We started the day back up at Edinburgh Castle. Thick black clouds were building on the horizon, but it wasn't raining yet so we bundled up and crossed the ditch and stood at the base of yet another wall. The winding road (built by prisoners of war) went around through another gate. There was also a set of stairs that went pretty much straight up called the "lang stair," but these were so steep the likelihood you could go up while people didn't want you to was very low. These defenses were so formidable the Castle was never taken by a direct frontal assault.

Cannons look out over the city, though you really couldn't see much for the clouds. When the sky broke open and began dumping we continued walking around while everyone else ran for cover. It was great because we were able to have the outside all to ourselves, but when we tried to go inside we found the rooms packed, hot, and stuffy. Ick.

In a little garden just over one of the walls was a tiny little cemetery with undersized tombstones. It's where the dogs that campaigned with the troops were buried. It made us long to play with Tokul.

Every afternoon at 1pm they fire a cannon to mark the time. Why 1pm and not at noon? Our guide, who happened to be Irish, said it's because the Scots are so cheap they'd rather fire it an hour later than waste eleven extra shells. He never did tell us the real reason.

When we left the Castle we headed down the Royal Mile. At some point in the past Amy's family covered up the fact they were Scottish by declaring they were English instead. Why? Hard to say, but there we were in Scotland with newfound knowledge that Amy was of the Clan McKinnon. How many places could there possibly be in Scotland (of all places) where they'd sell tartans? Turns out there are a lot. A lot. In the end we came away with me still in pants, a couple of scarves, and a sweater or two. I think we got off easy.

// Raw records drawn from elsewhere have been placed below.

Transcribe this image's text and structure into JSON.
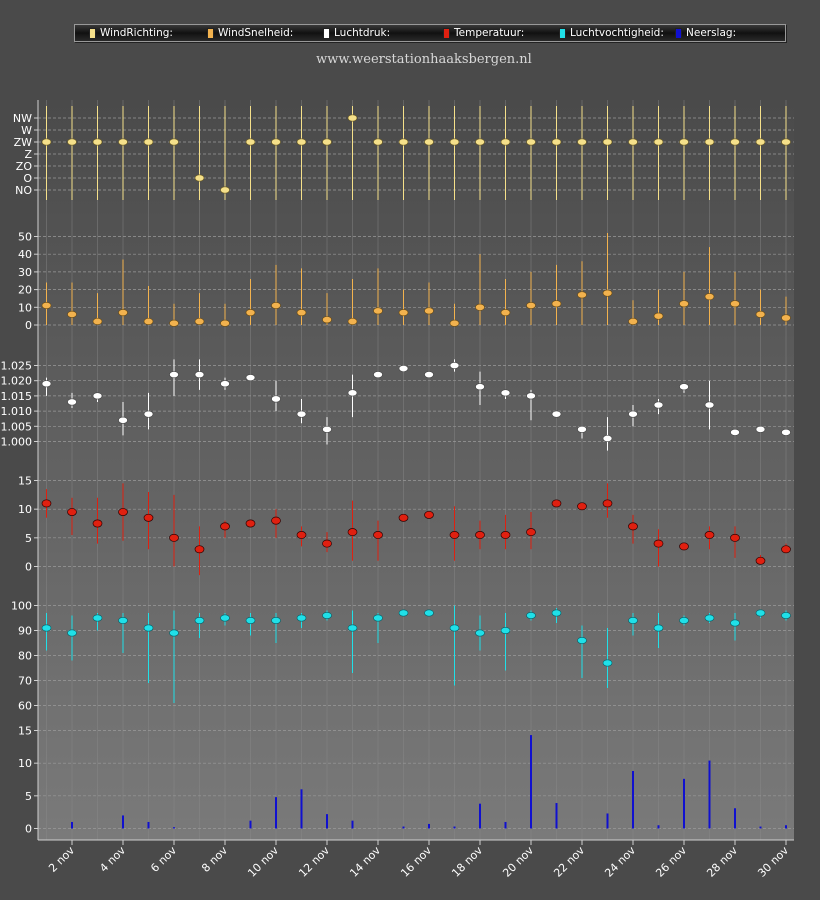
{
  "site_url": "www.weerstationhaaksbergen.nl",
  "legend": [
    {
      "label": "WindRichting:",
      "color": "#f5e08a"
    },
    {
      "label": "WindSnelheid:",
      "color": "#f2b24e"
    },
    {
      "label": "Luchtdruk:",
      "color": "#ffffff"
    },
    {
      "label": "Temperatuur:",
      "color": "#e02010"
    },
    {
      "label": "Luchtvochtigheid:",
      "color": "#20e0e8"
    },
    {
      "label": "Neerslag:",
      "color": "#1010d0"
    }
  ],
  "chart_data": {
    "type": "scatter",
    "days": [
      1,
      2,
      3,
      4,
      5,
      6,
      7,
      8,
      9,
      10,
      11,
      12,
      13,
      14,
      15,
      16,
      17,
      18,
      19,
      20,
      21,
      22,
      23,
      24,
      25,
      26,
      27,
      28,
      29,
      30
    ],
    "x_tick_labels": [
      "2 nov",
      "4 nov",
      "6 nov",
      "8 nov",
      "10 nov",
      "12 nov",
      "14 nov",
      "16 nov",
      "18 nov",
      "20 nov",
      "22 nov",
      "24 nov",
      "26 nov",
      "28 nov",
      "30 nov"
    ],
    "wind_direction": {
      "categories": [
        "NW",
        "W",
        "ZW",
        "Z",
        "ZO",
        "O",
        "NO"
      ],
      "values": [
        "ZW",
        "ZW",
        "ZW",
        "ZW",
        "ZW",
        "ZW",
        "O",
        "NO",
        "ZW",
        "ZW",
        "ZW",
        "ZW",
        "NW",
        "ZW",
        "ZW",
        "ZW",
        "ZW",
        "ZW",
        "ZW",
        "ZW",
        "ZW",
        "ZW",
        "ZW",
        "ZW",
        "ZW",
        "ZW",
        "ZW",
        "ZW",
        "ZW",
        "ZW"
      ]
    },
    "wind_speed": {
      "yticks": [
        0,
        10,
        20,
        30,
        40,
        50
      ],
      "ylim": [
        0,
        55
      ],
      "values": [
        11,
        6,
        2,
        7,
        2,
        1,
        2,
        1,
        7,
        11,
        7,
        3,
        2,
        8,
        7,
        8,
        1,
        10,
        7,
        11,
        12,
        17,
        18,
        2,
        5,
        12,
        16,
        12,
        6,
        4
      ],
      "max": [
        24,
        24,
        18,
        37,
        22,
        12,
        18,
        12,
        26,
        34,
        32,
        18,
        26,
        32,
        20,
        24,
        12,
        40,
        26,
        30,
        34,
        36,
        52,
        14,
        20,
        30,
        44,
        30,
        20,
        16
      ]
    },
    "pressure": {
      "yticks": [
        1.0,
        1.005,
        1.01,
        1.015,
        1.02,
        1.025
      ],
      "ylim": [
        0.995,
        1.03
      ],
      "values": [
        1.019,
        1.013,
        1.015,
        1.007,
        1.009,
        1.022,
        1.022,
        1.019,
        1.021,
        1.014,
        1.009,
        1.004,
        1.016,
        1.022,
        1.024,
        1.022,
        1.025,
        1.018,
        1.016,
        1.015,
        1.009,
        1.004,
        1.001,
        1.009,
        1.012,
        1.018,
        1.012,
        1.003,
        1.004,
        1.003
      ],
      "min": [
        1.015,
        1.011,
        1.013,
        1.002,
        1.004,
        1.015,
        1.017,
        1.017,
        1.02,
        1.01,
        1.006,
        0.999,
        1.008,
        1.021,
        1.024,
        1.021,
        1.023,
        1.012,
        1.014,
        1.007,
        1.008,
        1.001,
        0.997,
        1.005,
        1.009,
        1.016,
        1.004,
        1.003,
        1.004,
        1.003
      ],
      "max": [
        1.021,
        1.016,
        1.016,
        1.013,
        1.016,
        1.027,
        1.027,
        1.021,
        1.022,
        1.02,
        1.014,
        1.008,
        1.022,
        1.023,
        1.025,
        1.023,
        1.027,
        1.023,
        1.017,
        1.017,
        1.01,
        1.005,
        1.008,
        1.012,
        1.014,
        1.019,
        1.02,
        1.004,
        1.005,
        1.004
      ]
    },
    "temperature": {
      "yticks": [
        0,
        5,
        10,
        15
      ],
      "ylim": [
        -2,
        17
      ],
      "values": [
        11,
        9.5,
        7.5,
        9.5,
        8.5,
        5,
        3,
        7,
        7.5,
        8,
        5.5,
        4,
        6,
        5.5,
        8.5,
        9,
        5.5,
        5.5,
        5.5,
        6,
        11,
        10.5,
        11,
        7,
        4,
        3.5,
        5.5,
        5,
        1,
        3
      ],
      "min": [
        8.5,
        5.5,
        4,
        4.5,
        3,
        0,
        -1.5,
        5,
        7,
        5,
        3.5,
        2.5,
        1,
        1,
        8,
        8.5,
        1,
        3,
        3,
        3,
        10.5,
        10,
        8.5,
        4,
        0,
        3,
        3,
        1.5,
        0.5,
        2.5
      ],
      "max": [
        13.5,
        12,
        12,
        14.5,
        13,
        12.5,
        7,
        8,
        8,
        10,
        7,
        6,
        11.5,
        8,
        9,
        9.5,
        10.5,
        8,
        9,
        9.5,
        11.5,
        11,
        14.5,
        9,
        6.5,
        4,
        7,
        7,
        2,
        4
      ]
    },
    "humidity": {
      "yticks": [
        60,
        70,
        80,
        90,
        100
      ],
      "ylim": [
        57,
        102
      ],
      "values": [
        91,
        89,
        95,
        94,
        91,
        89,
        94,
        95,
        94,
        94,
        95,
        96,
        91,
        95,
        97,
        97,
        91,
        89,
        90,
        96,
        97,
        86,
        77,
        94,
        91,
        94,
        95,
        93,
        97,
        96
      ],
      "min": [
        82,
        78,
        90,
        81,
        69,
        61,
        87,
        92,
        88,
        85,
        91,
        94,
        73,
        85,
        96,
        96,
        68,
        82,
        74,
        94,
        93,
        71,
        67,
        88,
        83,
        92,
        93,
        86,
        95,
        94
      ],
      "max": [
        97,
        96,
        97,
        97,
        97,
        98,
        97,
        97,
        97,
        97,
        97,
        98,
        98,
        97,
        98,
        98,
        100,
        96,
        97,
        98,
        99,
        92,
        91,
        97,
        97,
        96,
        97,
        97,
        98,
        98
      ]
    },
    "precipitation": {
      "yticks": [
        0,
        5,
        10,
        15
      ],
      "ylim": [
        0,
        16
      ],
      "values": [
        0,
        1,
        0,
        2,
        1,
        0.2,
        0,
        0,
        1.2,
        4.8,
        6,
        2.2,
        1.2,
        0,
        0.3,
        0.7,
        0.3,
        3.8,
        1,
        14.3,
        3.9,
        0,
        2.3,
        8.8,
        0.5,
        7.6,
        10.4,
        3.1,
        0.3,
        0.5
      ]
    }
  }
}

We ran back to the B&B to change and then headed off to climb Arthur's Seat. The Seat is a mere 800 feet tall, but with some amazingly strong winds it felt higher than that. From the top we could look all the way around since there's nothing taller in all of Edinburgh. The part of the town we had explored was tiny compared to the sprawling modern town that stretched all around the Old and "New" Town. As tempting as it was, we had no time so we didn't get to explore the rest of Edinburgh.

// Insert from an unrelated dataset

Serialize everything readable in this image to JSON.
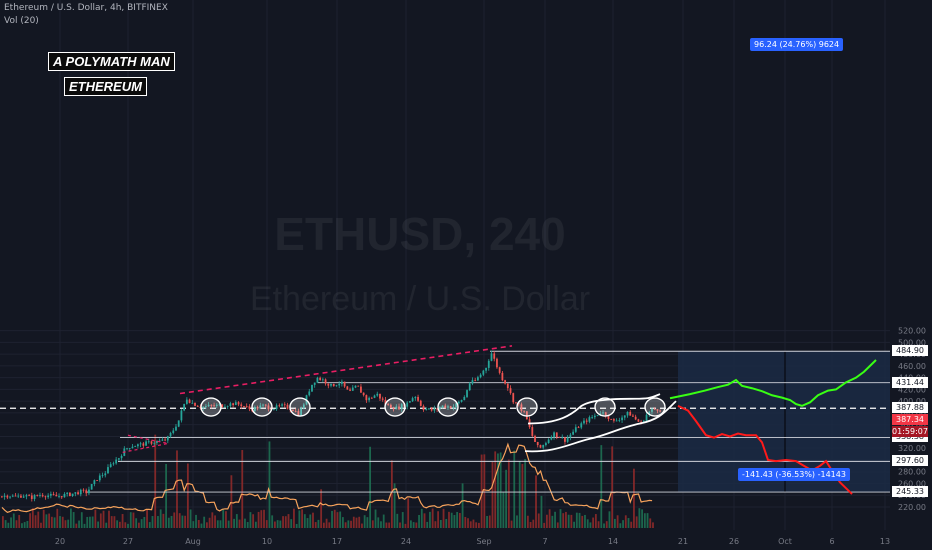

We did, however, decide that after warming up back at the B&B we'd head to the pubs for dinner. We hit a bunch of different spots having a drink in each of them. We were feeling fine when we wandered into an Irish pub (yeah, I know, we're in Scotland) where we watched a bit of Gaelic Football (there's a weird sport) and had a bit more to drink. We listened to some live music, had a few more drinks, and then realized that unless we wanted to walk all the way home or catch a cab we needed to run to the bus.

We headed out the door, took a right, took another right, took a left, took a right, took a left, took another right, and, oh crap. Isn't that the bar?

Well, we missed the bus, but worse than that we realized we really had to go to the bathroom after all that wine and cider. Amazingly we walked faster and faster until it seemed we were almost running the last couple of blocks. Oh, sweet, sweet release. It wasn't long until we were both sound asleep after that.